Essen. Kevin Großkreutz, Fußball-Nationalspieler von Borussia Dortmund, hat betrunken in einer Hotel-Lobby uriniert. Das gehört sich nicht. Doch die Pinkel-Affäre taugt vor der WM nicht zum Skandal, sie ist: Pipifax. Ein Kommentar.

George Best, der wunderbare Dribbelkünstler aus Nordirland, hat einmal über sein Leben gesagt: „Ich habe viel von meinem Geld für Alkohol, Weiber und schnelle Autos ausgegeben. Den Rest habe ich sinnlos verprasst.“ In der Welt der Fußball-Fans lebt George Best auch nach seinem Tod als Ikone weiter.

Helmut Rahn, der Deutschland 1954 zum ersten WM-Titel schoss, war kurz vor dem Turnier aus dem Mannschaftshotel geflüchtet. Er war auf der Suche nach ein paar Bier. Bundestrainer Sepp Herberger wartete in der Lobby auf den Stürmer von Rot-Weiss Essen, redete auf ihn ein, und Rahn wurde zum Helden.

Gute Fußballer gibt es auf der Welt genug, Helden aber sind aus anderem Stoff. Sie sind außergewöhnlich auf dem Platz, und sie leisten sich zudem Ausbrüche aus der Stromlinienförmigkeit des modernen Fußball-Profis.

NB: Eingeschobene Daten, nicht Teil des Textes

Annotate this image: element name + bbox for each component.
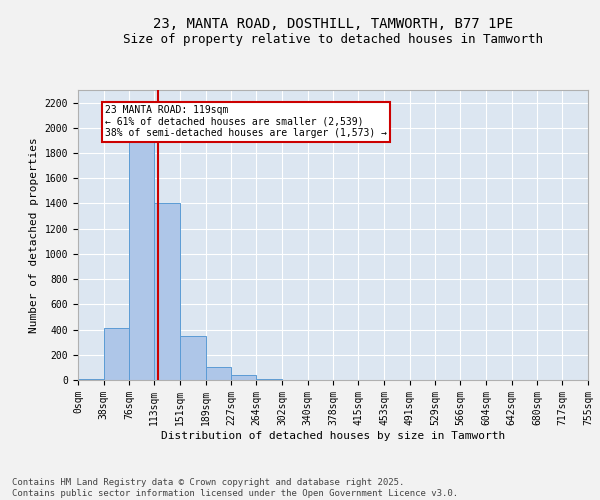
- Y-axis label: Number of detached properties: Number of detached properties: [29, 137, 39, 333]
- X-axis label: Distribution of detached houses by size in Tamworth: Distribution of detached houses by size …: [161, 430, 505, 440]
- Bar: [232, 375, 256, 380]
- Bar: [78, 378, 104, 380]
- Bar: [104, 328, 130, 380]
- Text: Size of property relative to detached houses in Tamworth: Size of property relative to detached ho…: [123, 32, 543, 46]
- Text: 23, MANTA ROAD, DOSTHILL, TAMWORTH, B77 1PE: 23, MANTA ROAD, DOSTHILL, TAMWORTH, B77 …: [153, 18, 513, 32]
- Bar: [154, 204, 180, 380]
- Bar: [130, 122, 154, 380]
- Text: Contains HM Land Registry data © Crown copyright and database right 2025.
Contai: Contains HM Land Registry data © Crown c…: [12, 478, 458, 498]
- Bar: [206, 368, 232, 380]
- Text: 23 MANTA ROAD: 119sqm
← 61% of detached houses are smaller (2,539)
38% of semi-d: 23 MANTA ROAD: 119sqm ← 61% of detached …: [105, 105, 387, 138]
- Bar: [180, 336, 206, 380]
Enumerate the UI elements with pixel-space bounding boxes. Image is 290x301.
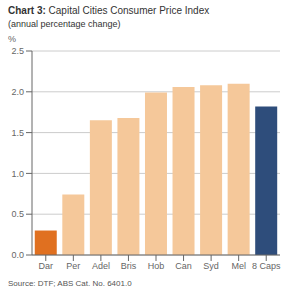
html-text:(annual percentage change): (annual percentage change) xyxy=(8,19,121,29)
svg-text:Can: Can xyxy=(175,261,192,271)
svg-text:1.5: 1.5 xyxy=(11,128,24,138)
svg-text:Syd: Syd xyxy=(203,261,219,271)
svg-text:2.5: 2.5 xyxy=(11,46,24,56)
svg-text:Hob: Hob xyxy=(148,261,165,271)
svg-text:8 Caps: 8 Caps xyxy=(252,261,281,271)
svg-text:1.0: 1.0 xyxy=(11,169,24,179)
svg-text:0.5: 0.5 xyxy=(11,209,24,219)
svg-text:2.0: 2.0 xyxy=(11,87,24,97)
html-text:Source: DTF; ABS Cat. No. 6401: Source: DTF; ABS Cat. No. 6401.0 xyxy=(8,279,132,288)
svg-text:Dar: Dar xyxy=(39,261,54,271)
svg-text:Per: Per xyxy=(66,261,80,271)
html-text:Chart 3: Capital Cities Consum: Chart 3: Capital Cities Consumer Price I… xyxy=(8,5,210,16)
svg-text:0.0: 0.0 xyxy=(11,250,24,260)
svg-text:Bris: Bris xyxy=(121,261,137,271)
svg-text:Mel: Mel xyxy=(231,261,246,271)
svg-text:Adel: Adel xyxy=(92,261,110,271)
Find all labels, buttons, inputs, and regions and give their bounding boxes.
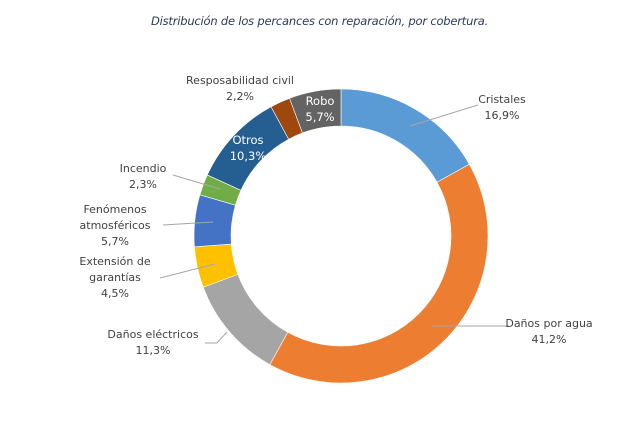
category-label-robo: Robo (306, 94, 335, 108)
slice-danos-electricos (202, 273, 289, 366)
category-label-incendio: Incendio (120, 162, 167, 175)
value-label-danos-electricos: 11,3% (136, 344, 171, 357)
value-label-danos-por-agua: 41,2% (532, 333, 567, 346)
leader-line-cristales (409, 104, 479, 127)
slice-robo (289, 88, 342, 134)
category-label-fenomenos-atmosfericos: atmosféricos (80, 219, 151, 232)
chart-title: Distribución de los percances con repara… (150, 14, 489, 28)
category-label-extension-de-garantias: Extensión de (79, 255, 150, 268)
value-label-cristales: 16,9% (485, 109, 520, 122)
category-label-cristales: Cristales (478, 93, 526, 106)
slices-group (193, 88, 489, 384)
value-label-extension-de-garantias: 4,5% (101, 287, 129, 300)
labels-group: Cristales 16,9% Daños por agua 41,2% Daños e… (79, 74, 592, 357)
leader-line-fenomenos-atmosfericos (162, 221, 214, 226)
value-label-fenomenos-atmosfericos: 5,7% (101, 235, 129, 248)
leader-line-danos-electricos (205, 331, 228, 344)
slice-cristales (340, 88, 470, 183)
slice-danos-por-agua (269, 163, 489, 384)
category-label-fenomenos-atmosfericos: Fenómenos (83, 203, 146, 216)
category-label-resposabilidad-civil: Resposabilidad civil (186, 74, 294, 87)
leader-lines-group (159, 104, 509, 344)
value-label-otros: 10,3% (230, 149, 267, 163)
value-label-resposabilidad-civil: 2,2% (226, 90, 254, 103)
category-label-danos-electricos: Daños eléctricos (107, 328, 198, 341)
category-label-extension-de-garantias: garantías (89, 271, 141, 284)
value-label-incendio: 2,3% (129, 178, 157, 191)
category-label-danos-por-agua: Daños por agua (505, 317, 592, 330)
category-label-otros: Otros (232, 133, 263, 147)
value-label-robo: 5,7% (305, 110, 334, 124)
leader-line-incendio (172, 174, 221, 190)
leader-line-extension-de-garantias (159, 263, 216, 279)
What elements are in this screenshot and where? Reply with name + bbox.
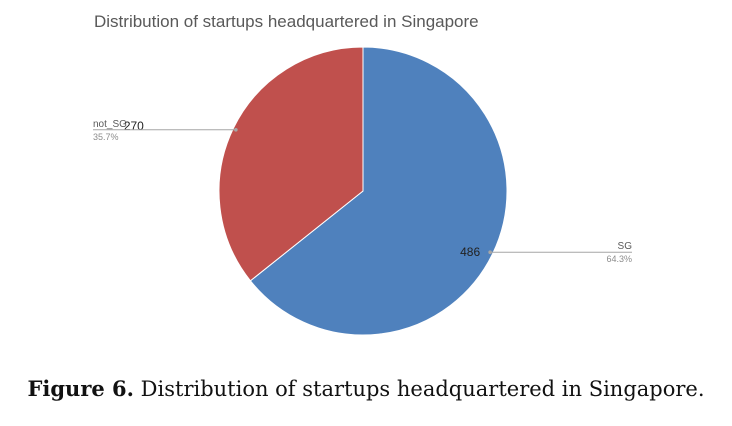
category-label-sg: SG — [618, 241, 633, 252]
leader-dot-not-sg — [234, 127, 238, 132]
pie-slice-sg — [249, 46, 508, 336]
leader-dot-sg — [488, 250, 492, 255]
caption-label: Figure 6. — [27, 376, 134, 401]
caption-text: Distribution of startups headquartered i… — [140, 377, 705, 401]
chart-title: Distribution of startups headquartered i… — [94, 12, 479, 31]
figure-caption: Figure 6. Distribution of startups headq… — [0, 376, 732, 401]
data-label-sg: 486 — [460, 245, 480, 259]
percent-label-not-sg: 35.7% — [93, 132, 119, 142]
pie-slice-not-sg — [218, 46, 364, 282]
percent-label-sg: 64.3% — [606, 254, 632, 264]
category-label-not-sg: not_SG — [93, 119, 127, 130]
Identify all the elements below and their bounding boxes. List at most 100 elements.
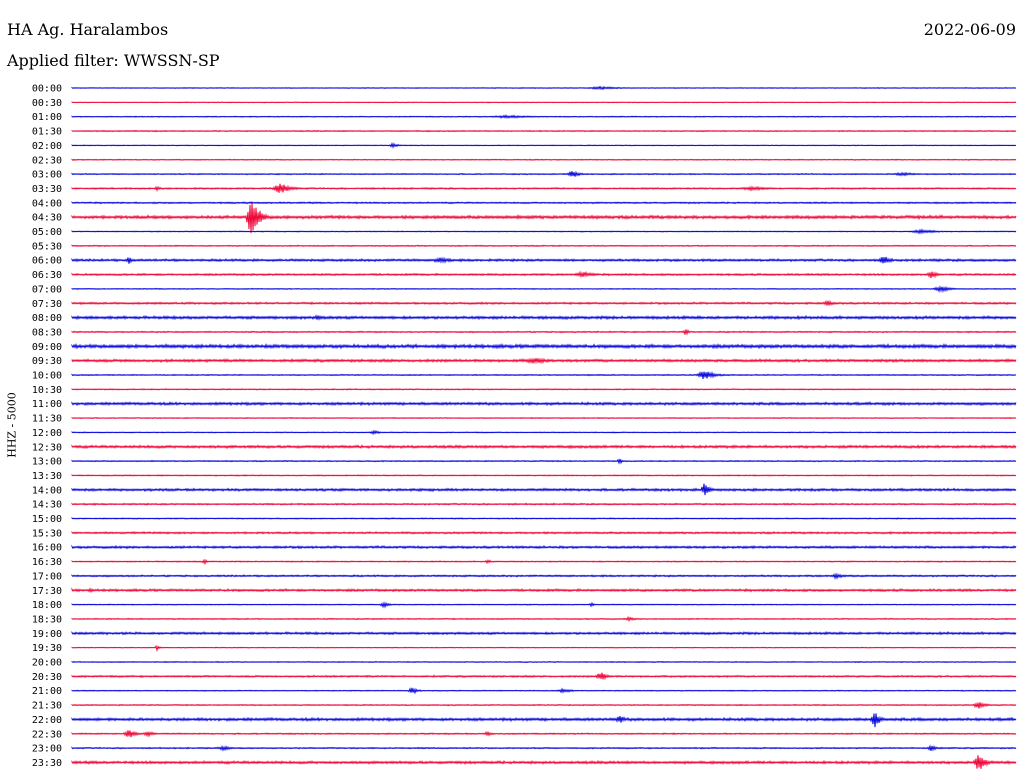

Eigentlich genau das, wofür Kevin Großkreutz steht. Aber warum gilt der Dortmunder Nationalspieler dann nur im eigenen BVB-Stadion als Held und wird vom Rest der Fußball-Nation als Rotzlöffel in die Schublade einsortiert?

Großkreutz' Skandalen fehlt das Charmante

Die Antwort lautet: Weil seinen Eskapaden das Augenzwinkernde, das Charmante fehlt. Einen angeblichen Döner-Wurf hat er aus der Welt schaffen können. Doch nach reichlich Alkohol mitten in der Lobby eines Hotels zu pinkeln, ist einfach nur blöd. Es gehört sich nicht, und Ende der Debatte.

Auch interessant

Der Deutsche Fußball-Bund mag Verfehlungen nicht, die an seinem Image kratzen. Die Nationalelf ist das Aushängeschild des größten Sportverbandes der Welt, das Sponsoren-Geld kommt von Firmen wie Mercedes oder Adidas. Pinkel-Affären mindern in diesem Umfeld das Ansehen und damit den Werbewert.

Davon abgesehen sind die Nationalspieler Vorbilder für die Jugend, ein paar einfache Regeln sind einzuhalten, das sollte machbar sein.

Großkreutz hat seinen Fehler eingesehen, er hat sich entschuldigt, und damit ist dann auch auf dieser Baustelle gut. Man sollte den Pipifax nicht größer machen, als er tatsächlich ist. In 17 Tagen beginnt die WM, und dann gibt es hoffentlich wichtigere Themen.